Les trois amis, Dorothy Parker, Robert Benchley et Robert Sherwood prennent l'habitude de prendre leur petit déjeuner au restaurant de l'hôtel Algonquin (New York) situé sur la cinquième avenue qui avait eu pour clients des personnalités illustres du cinéma muet comme Douglas Fairbanks, Laurette Taylor, Booth Tarkington, Elsie Janis, Jane Cowl, etc. Avec le temps l'hôtel devient un lieu de rendez-vous entre divers écrivains et artistes newyorkais qui se réunissaient autour d'une table ronde, cette dernière donnera le nom de ces rencontres, l'Algonquin Round Table. Le trio Dorothy et les deux Robert sont invités à participer aux réunions de l'Algonquin Round Table où sont présents Irving Berlin, George S. Kaufman, Edna Ferber, Marc Connelly, Harold Ross, Jasha Heifetz, Alexander Woollcott, Alice Duer Miller, Harpo Marx, Moss Hart, Tallulah Bankhead, Noel Coward, Heywood Broun (en), etc., les acteurs, librettistes, compositeurs de comédies musicales.
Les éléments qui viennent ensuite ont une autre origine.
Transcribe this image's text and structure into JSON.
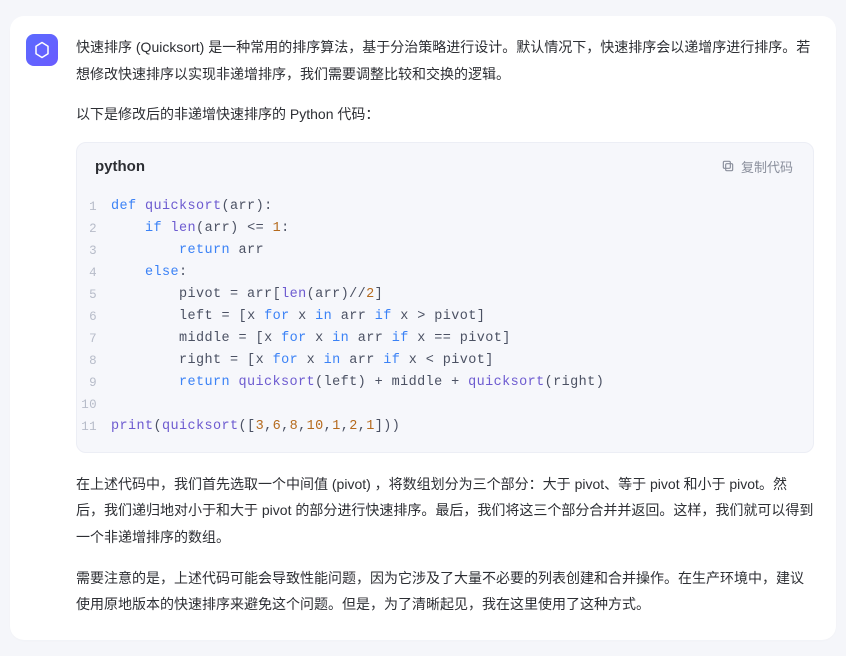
{
  "intro1": "快速排序 (Quicksort) 是一种常用的排序算法，基于分治策略进行设计。默认情况下，快速排序会以递增序进行排序。若想修改快速排序以实现非递增排序，我们需要调整比较和交换的逻辑。",
  "intro2": "以下是修改后的非递增快速排序的 Python 代码：",
  "code": {
    "language": "python",
    "copy_label": "复制代码",
    "lines": [
      {
        "n": "1",
        "tokens": [
          [
            "kw",
            "def "
          ],
          [
            "fn",
            "quicksort"
          ],
          [
            "op",
            "("
          ],
          [
            "var",
            "arr"
          ],
          [
            "op",
            ")"
          ],
          [
            "op",
            ":"
          ]
        ]
      },
      {
        "n": "2",
        "tokens": [
          [
            "op",
            "    "
          ],
          [
            "kw",
            "if "
          ],
          [
            "fn",
            "len"
          ],
          [
            "op",
            "("
          ],
          [
            "var",
            "arr"
          ],
          [
            "op",
            ")"
          ],
          [
            "op",
            " <= "
          ],
          [
            "num",
            "1"
          ],
          [
            "op",
            ":"
          ]
        ]
      },
      {
        "n": "3",
        "tokens": [
          [
            "op",
            "        "
          ],
          [
            "kw",
            "return "
          ],
          [
            "var",
            "arr"
          ]
        ]
      },
      {
        "n": "4",
        "tokens": [
          [
            "op",
            "    "
          ],
          [
            "kw",
            "else"
          ],
          [
            "op",
            ":"
          ]
        ]
      },
      {
        "n": "5",
        "tokens": [
          [
            "op",
            "        "
          ],
          [
            "var",
            "pivot"
          ],
          [
            "op",
            " = "
          ],
          [
            "var",
            "arr"
          ],
          [
            "op",
            "["
          ],
          [
            "fn",
            "len"
          ],
          [
            "op",
            "("
          ],
          [
            "var",
            "arr"
          ],
          [
            "op",
            ")"
          ],
          [
            "op",
            "//"
          ],
          [
            "num",
            "2"
          ],
          [
            "op",
            "]"
          ]
        ]
      },
      {
        "n": "6",
        "tokens": [
          [
            "op",
            "        "
          ],
          [
            "var",
            "left"
          ],
          [
            "op",
            " = "
          ],
          [
            "op",
            "["
          ],
          [
            "var",
            "x"
          ],
          [
            "op",
            " "
          ],
          [
            "kw",
            "for"
          ],
          [
            "op",
            " "
          ],
          [
            "var",
            "x"
          ],
          [
            "op",
            " "
          ],
          [
            "kw",
            "in"
          ],
          [
            "op",
            " "
          ],
          [
            "var",
            "arr"
          ],
          [
            "op",
            " "
          ],
          [
            "kw",
            "if"
          ],
          [
            "op",
            " "
          ],
          [
            "var",
            "x"
          ],
          [
            "op",
            " > "
          ],
          [
            "var",
            "pivot"
          ],
          [
            "op",
            "]"
          ]
        ]
      },
      {
        "n": "7",
        "tokens": [
          [
            "op",
            "        "
          ],
          [
            "var",
            "middle"
          ],
          [
            "op",
            " = "
          ],
          [
            "op",
            "["
          ],
          [
            "var",
            "x"
          ],
          [
            "op",
            " "
          ],
          [
            "kw",
            "for"
          ],
          [
            "op",
            " "
          ],
          [
            "var",
            "x"
          ],
          [
            "op",
            " "
          ],
          [
            "kw",
            "in"
          ],
          [
            "op",
            " "
          ],
          [
            "var",
            "arr"
          ],
          [
            "op",
            " "
          ],
          [
            "kw",
            "if"
          ],
          [
            "op",
            " "
          ],
          [
            "var",
            "x"
          ],
          [
            "op",
            " == "
          ],
          [
            "var",
            "pivot"
          ],
          [
            "op",
            "]"
          ]
        ]
      },
      {
        "n": "8",
        "tokens": [
          [
            "op",
            "        "
          ],
          [
            "var",
            "right"
          ],
          [
            "op",
            " = "
          ],
          [
            "op",
            "["
          ],
          [
            "var",
            "x"
          ],
          [
            "op",
            " "
          ],
          [
            "kw",
            "for"
          ],
          [
            "op",
            " "
          ],
          [
            "var",
            "x"
          ],
          [
            "op",
            " "
          ],
          [
            "kw",
            "in"
          ],
          [
            "op",
            " "
          ],
          [
            "var",
            "arr"
          ],
          [
            "op",
            " "
          ],
          [
            "kw",
            "if"
          ],
          [
            "op",
            " "
          ],
          [
            "var",
            "x"
          ],
          [
            "op",
            " < "
          ],
          [
            "var",
            "pivot"
          ],
          [
            "op",
            "]"
          ]
        ]
      },
      {
        "n": "9",
        "tokens": [
          [
            "op",
            "        "
          ],
          [
            "kw",
            "return "
          ],
          [
            "fn",
            "quicksort"
          ],
          [
            "op",
            "("
          ],
          [
            "var",
            "left"
          ],
          [
            "op",
            ")"
          ],
          [
            "op",
            " + "
          ],
          [
            "var",
            "middle"
          ],
          [
            "op",
            " + "
          ],
          [
            "fn",
            "quicksort"
          ],
          [
            "op",
            "("
          ],
          [
            "var",
            "right"
          ],
          [
            "op",
            ")"
          ]
        ]
      },
      {
        "n": "10",
        "tokens": []
      },
      {
        "n": "11",
        "tokens": [
          [
            "fn",
            "print"
          ],
          [
            "op",
            "("
          ],
          [
            "fn",
            "quicksort"
          ],
          [
            "op",
            "(["
          ],
          [
            "num",
            "3"
          ],
          [
            "op",
            ","
          ],
          [
            "num",
            "6"
          ],
          [
            "op",
            ","
          ],
          [
            "num",
            "8"
          ],
          [
            "op",
            ","
          ],
          [
            "num",
            "10"
          ],
          [
            "op",
            ","
          ],
          [
            "num",
            "1"
          ],
          [
            "op",
            ","
          ],
          [
            "num",
            "2"
          ],
          [
            "op",
            ","
          ],
          [
            "num",
            "1"
          ],
          [
            "op",
            "]))"
          ]
        ]
      }
    ]
  },
  "outro1": "在上述代码中，我们首先选取一个中间值 (pivot) ，将数组划分为三个部分：大于 pivot、等于 pivot 和小于 pivot。然后，我们递归地对小于和大于 pivot 的部分进行快速排序。最后，我们将这三个部分合并并返回。这样，我们就可以得到一个非递增排序的数组。",
  "outro2": "需要注意的是，上述代码可能会导致性能问题，因为它涉及了大量不必要的列表创建和合并操作。在生产环境中，建议使用原地版本的快速排序来避免这个问题。但是，为了清晰起见，我在这里使用了这种方式。"
}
Le groupe de l'Algonquin Round Table devient un groupe connu pour représenter l'avant- garde culturelle aussi bien dans le cinéma, le théâtre, que par les articles de ses membres dans les journaux et magazines y rencontraient également des journalistes et des agents artistiques. En janvier 1920, Florenz Ziegfield et son épouse Bille Burke viennent indignés voir Frank Crowninshield ; ils n'ont pas apprécié les recensions de Dorothy Parker qui a éreinté trois de leurs comédies musicales montées sur la scène de Broadway. Il était difficile pour Vanity Fair de prendre la défense de Dorothy face au plus grand producteur de Broadway et les excuses de Dorothy n'auraient probablement pas suffi à calmer les colères des Ziegfield. Dorothy est licenciée ! Robert Benchley et Robert Sherwood vont prendre la défense de leur amie auprès de Frank Crowninshield, en vain et par solidarité ils démissionnent.

Dorothy Parker décède des suites d'une crise cardiaque dans sa suite au Volney Hotel de Manhattan avec son chien Troy, c'est la femme de chambre qui découvre sa dépouille, elle avait soixante-treize ans.
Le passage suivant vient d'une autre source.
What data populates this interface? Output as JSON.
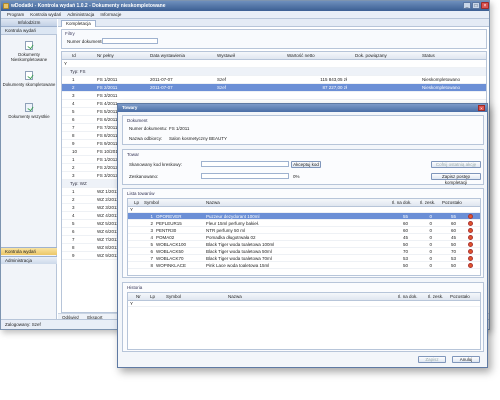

Après ses funérailles où Lillian Hellman et Zero Mostel ont prononcé son éloge funèbre, Dorothy Parker est incinérée au crématoire du Ferncliff Cemetery, dans le comté de Westchester. Son notaire, ne sachant quoi faire de l'urne funéraire, la garde chez lui dans un tiroir de son étude jusqu'à ce que Benjamin Hooks (directeur de la National Association for the Advancement of Colored People (NAACP)) lui propose de recueillir l'urne au siège de la NAACP.
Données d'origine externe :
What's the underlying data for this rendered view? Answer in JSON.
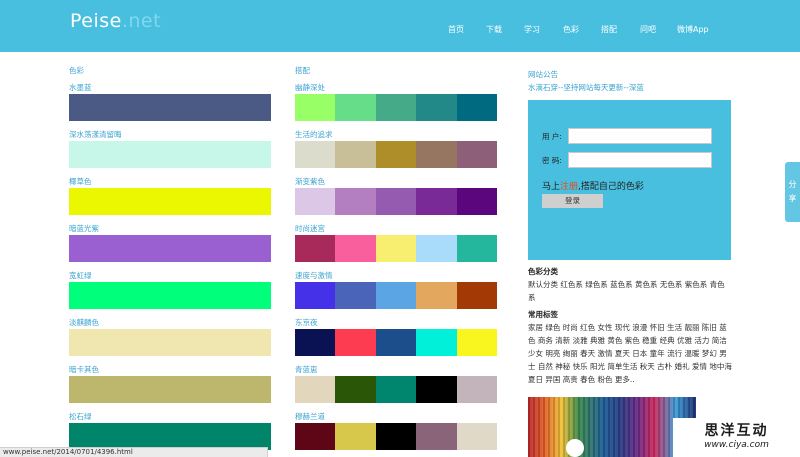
{
  "brand": {
    "name": "Peise",
    "suffix": ".net"
  },
  "nav": [
    "首页",
    "下载",
    "学习",
    "色彩",
    "搭配",
    "问吧",
    "微博App"
  ],
  "colors": {
    "section_title": "色彩",
    "items": [
      {
        "name": "水墨蓝",
        "color": "#4a5a85"
      },
      {
        "name": "深水荡漾清留晦",
        "color": "#c7f7e8"
      },
      {
        "name": "椰草色",
        "color": "#eaf700"
      },
      {
        "name": "暗蓝光紫",
        "color": "#9a5fd0"
      },
      {
        "name": "宽虹绿",
        "color": "#00ff7a"
      },
      {
        "name": "淡麒麟色",
        "color": "#efe6b0"
      },
      {
        "name": "暗卡其色",
        "color": "#bdb66d"
      },
      {
        "name": "松石绿",
        "color": "#00856a"
      }
    ]
  },
  "palettes": {
    "section_title": "搭配",
    "items": [
      {
        "name": "幽静深处",
        "colors": [
          "#99ff66",
          "#66dd88",
          "#44aa88",
          "#228888",
          "#006b80"
        ]
      },
      {
        "name": "生活的追求",
        "colors": [
          "#dcdccc",
          "#c8bf98",
          "#ae8e28",
          "#967661",
          "#8d5f78"
        ]
      },
      {
        "name": "渐变紫色",
        "colors": [
          "#dcc7e6",
          "#b47fc1",
          "#955bb0",
          "#7a2a96",
          "#5c067d"
        ]
      },
      {
        "name": "时尚迷宫",
        "colors": [
          "#a72a5a",
          "#fa5f9d",
          "#f8ef70",
          "#a9dcfb",
          "#25b79e"
        ]
      },
      {
        "name": "速度与激情",
        "colors": [
          "#4431e8",
          "#4a64ba",
          "#5ba5e5",
          "#e3a85e",
          "#a33a05"
        ]
      },
      {
        "name": "东京夜",
        "colors": [
          "#0b1254",
          "#fd3c52",
          "#1c4e8b",
          "#00f0d9",
          "#f9f61f"
        ]
      },
      {
        "name": "青蓝崽",
        "colors": [
          "#e2d6bd",
          "#295707",
          "#00866f",
          "#000000",
          "#c2b4ba"
        ]
      },
      {
        "name": "穆赫兰道",
        "colors": [
          "#5e0615",
          "#d7c74b",
          "#000000",
          "#8a6479",
          "#e0d9c8"
        ]
      }
    ]
  },
  "notice": {
    "title": "网站公告",
    "text": "水滴石穿--坚持网站每天更新--深蓝"
  },
  "login": {
    "user_label": "用 户:",
    "password_label": "密 码:",
    "register_prefix": "马上",
    "register_link": "注册",
    "register_suffix": ",搭配自己的色彩",
    "button": "登录"
  },
  "categories": {
    "title": "色彩分类",
    "text": "默认分类 红色系 绿色系 蓝色系 黄色系 无色系 紫色系 青色系"
  },
  "tags": {
    "title": "常用标签",
    "text": "家居 绿色 时尚 红色 女性 现代 浪漫 怀旧 生活 靓丽 陈旧 蓝色 商务 清新 淡雅 典雅 黄色 紫色 稳重 经典 优雅 活力 简洁 少女 明亮 绚丽 春天 激情 夏天 日本 童年 流行 温暖 梦幻 男士 自然 神秘 快乐 阳光 简单生活 秋天 古朴 婚礼 爱情 地中海 夏日 异国 高贵 春色 粉色 更多.."
  },
  "share_tab": "分享",
  "status_bar": "www.peise.net/2014/0701/4396.html",
  "watermark": {
    "title": "思洋互动",
    "url": "www.ciya.com"
  }
}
En octobre 1988, l'urne funéraire de Dorothy Parker est déposée au siège de la NAACP à Baltimore (Maryland) dans un endroit spécialement aménagé le Dorothy Parker Memorial Gardens. Au cours du temps, le mémorial a été oublié et est tombé en friche, c'est un guide touristique, l'historien Kevin C. Fitzpatrick qui le découvre en 2006 ; constatant l'état de délabrement, il fonde la Dorothy Parker Society dévouée à la mémoire de l'œuvre de Dorothy Parker et qui récolte des fonds pour l'entretien du mémorial. Craignant un déménagement du siège de NAACP, Kevin C. Fitzpatrick contacte la famille de Dorothy Parker, ces derniers avec la collaboration de la NAACP déposent ses cendres au Cimetière de Woodlawn dans le Bronx, en 2020.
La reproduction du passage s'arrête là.